Both my explanation and the traditional, “don’t fly too close to the sun” are valid takeaways; this is what I mean when I say that multiple valid narratives can arise from the same set of facts. Were we presenting a report to Daedalus, Inc., on the viability of his new AirWings, I would argue the most useful thing to do would be to present both. Both provide plausible outcomes and actionable information that can be taken away to inform the next stages of the product.

On a more realistic note, I was once asked to do an after-action analysis of a network incursion. In my analysis, I pointed out which IP ranges were generally agreed to be from the same South American country (where there was no legitimate business activity for the targeted company); those access logs seemed to match up with suspicious activity in Florida as well as another South Asian country.

I did not tie those things together. I did not state that they were definitively working together, or even knew of one another. I laid out possibilities including a coordinated attack by the Florida and South American entities (based on timestamps and accounts used); I also posited it was possible the attack originated in South Asia and they passed the compromised credentials to their counterparts (or even sold them to another group) in South America/Florida. It’s also possible that they were all independent actors either getting lucky or acting on the same tip.

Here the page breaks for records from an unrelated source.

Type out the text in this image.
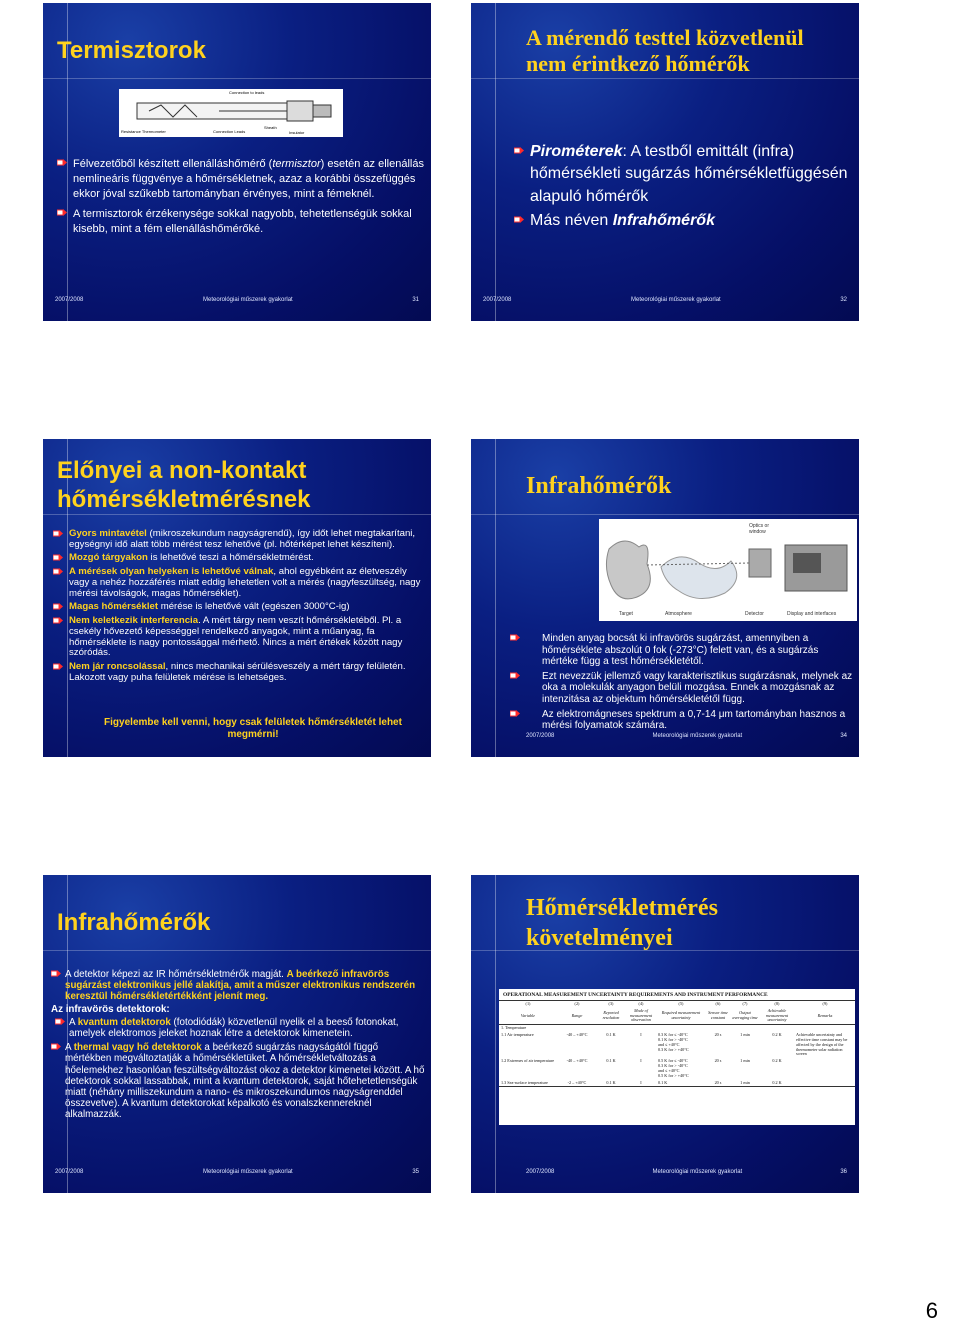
Termisztorok
Connection to leads
Resistance Thermometer	Connection Leads
Sheath
Insulator
Félvezetőből készített ellenálláshőmérő (termisztor) esetén az ellenállás nemlineáris függvénye a hőmérsékletnek, azaz a korábbi összefüggés ekkor jóval szűkebb tartományban érvényes, mint a fémeknél.
A termisztorok érzékenysége sokkal nagyobb, tehetetlenségük sokkal kisebb, mint a fém ellenálláshőmérőké.
2007/2008	Meteorológiai műszerek gyakorlat	31
A mérendő testtel közvetlenül nem érintkező hőmérők
Pirométerek: A testből emittált (infra) hőmérsékleti sugárzás hőmérsékletfüggésén alapuló hőmérők
Más néven Infrahőmérők
2007/2008	Meteorológiai műszerek gyakorlat	32
Előnyei a non-kontakt hőmérsékletmérésnek
Gyors mintavétel (mikroszekundum nagyságrendű), így időt lehet megtakarítani, egységnyi idő alatt több mérést tesz lehetővé (pl. hőtérképet lehet készíteni).
Mozgó tárgyakon is lehetővé teszi a hőmérsékletmérést.
A mérések olyan helyeken is lehetővé válnak, ahol egyébként az életveszély vagy a nehéz hozzáférés miatt eddig lehetetlen volt a mérés (nagyfeszültség, nagy mérési távolságok, magas hőmérséklet).
Magas hőmérséklet mérése is lehetővé vált (egészen 3000°C-ig)
Nem keletkezik interferencia. A mért tárgy nem veszít hőmérsékletéből. Pl. a csekély hővezető képességgel rendelkező anyagok, mint a műanyag, fa hőmérséklete is nagy pontossággal mérhető. Nincs a mért értékek között nagy szóródás.
Nem jár roncsolással, nincs mechanikai sérülésveszély a mért tárgy felületén. Lakozott vagy puha felületek mérése is lehetséges.
Figyelembe kell venni, hogy csak felületek hőmérsékletét lehet megmérni!
Infrahőmérők
Optics or window
Target	Atmosphere	Detector	Display and interfaces
Minden anyag bocsát ki infravörös sugárzást, amennyiben a hőmérséklete abszolút 0 fok (-273°C) felett van, és a sugárzás mértéke függ a test hőmérsékletétől.
Ezt nevezzük jellemző vagy karakterisztikus sugárzásnak, melynek az oka a molekulák anyagon belüli mozgása. Ennek a mozgásnak az intenzitása az objektum hőmérsékletétől függ.
Az elektromágneses spektrum a 0,7-14 μm tartományban hasznos a mérési folyamatok számára.
2007/2008	Meteorológiai műszerek gyakorlat	34
Infrahőmérők
A detektor képezi az IR hőmérsékletmérők magját. A beérkező infravörös sugárzást elektronikus jellé alakítja, amit a műszer elektronikus rendszerén keresztül hőmérsékletértékként jelenít meg.
Az infravörös detektorok:
A kvantum detektorok (fotodiódák) közvetlenül nyelik el a beeső fotonokat, amelyek elektromos jeleket hoznak létre a detektorok kimenetein.
A thermal vagy hő detektorok a beérkező sugárzás nagyságától függő mértékben megváltoztatják a hőmérsékletüket. A hőmérsékletváltozás a hőelemekhez hasonlóan feszültségváltozást okoz a detektor kimenetei között. A hő detektorok sokkal lassabbak, mint a kvantum detektorok, saját hőtehetetlenségük miatt (néhány milliszekundum a nano- és mikroszekundumos nagyságrenddel összevetve). A kvantum detektorokat képalkotó és vonalszkennereknél alkalmazzák.
2007/2008	Meteorológiai műszerek gyakorlat	35
Hőmérsékletmérés követelményei
OPERATIONAL MEASUREMENT UNCERTAINTY REQUIREMENTS AND INSTRUMENT PERFORMANCE
(1)	(2)	(3)	(4)	(5)	(6)	(7)	(8)	(9)
Variable	Range	Reported resolution	Mode of measurement observation	Required measurement uncertainty	Sensor time constant	Output averaging time	Achievable measurement uncertainty	Remarks
1. Temperature								
1.1 Air temperature	-40 – +40°C	0.1 K	I	0.3 K for ≤ -40°C
0.1 K for > -40°C
and ≤ +40°C
0.3 K for > +40°C	20 s	1 min	0.2 K	Achievable uncertainty and effective time constant may be affected by the design of the thermometer solar radiation screen
1.2 Extremes of air temperature	-40 – +40°C	0.1 K	I	0.5 K for ≤ -40°C
0.3 K for > -40°C
and ≤ +40°C
0.5 K for > +40°C	20 s	1 min	0.2 K	
1.3 Sea-surface temperature	-2 – +40°C	0.1 K	I	0.1 K	20 s	1 min	0.2 K	
2007/2008	Meteorológiai műszerek gyakorlat	36
6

The important thing was to not assume facts I did not (and could not) know, and make it very clear when I was extrapolating or assuming facts I did not have. One crucial difference between fairytale and narrative is the acknowledgment of doubt. Do not assert things you cannot know, and point out any caveats or assumptions you made in the formulation of your story. This will not only protect your reputation should any of those facts be wrong, but it makes it easier for others to both conceive of other, additional narratives you might not have, and leaves room / signposts as to what data might be collected in order to verify underlying assumptions.

Summary

It can be easy to get sucked into writing a fairytale when you started out writing a narrative. Data can be hard, deadlines can be short and pressure can be immense. Do you what you can to make sure you’re collecting good data with intent, asking and answering questions that are actually relevant to that data, and not discounting other explanations just because you finished yours. Through the application of proper data analysis, we can get better at providing good products to our customers and treating employees with respect and compassion while still maintaining productivity. It just requires diligence and a willingness to explore beyond superficial numbers to ensure the data you’re analyzing is accurately reflecting reality.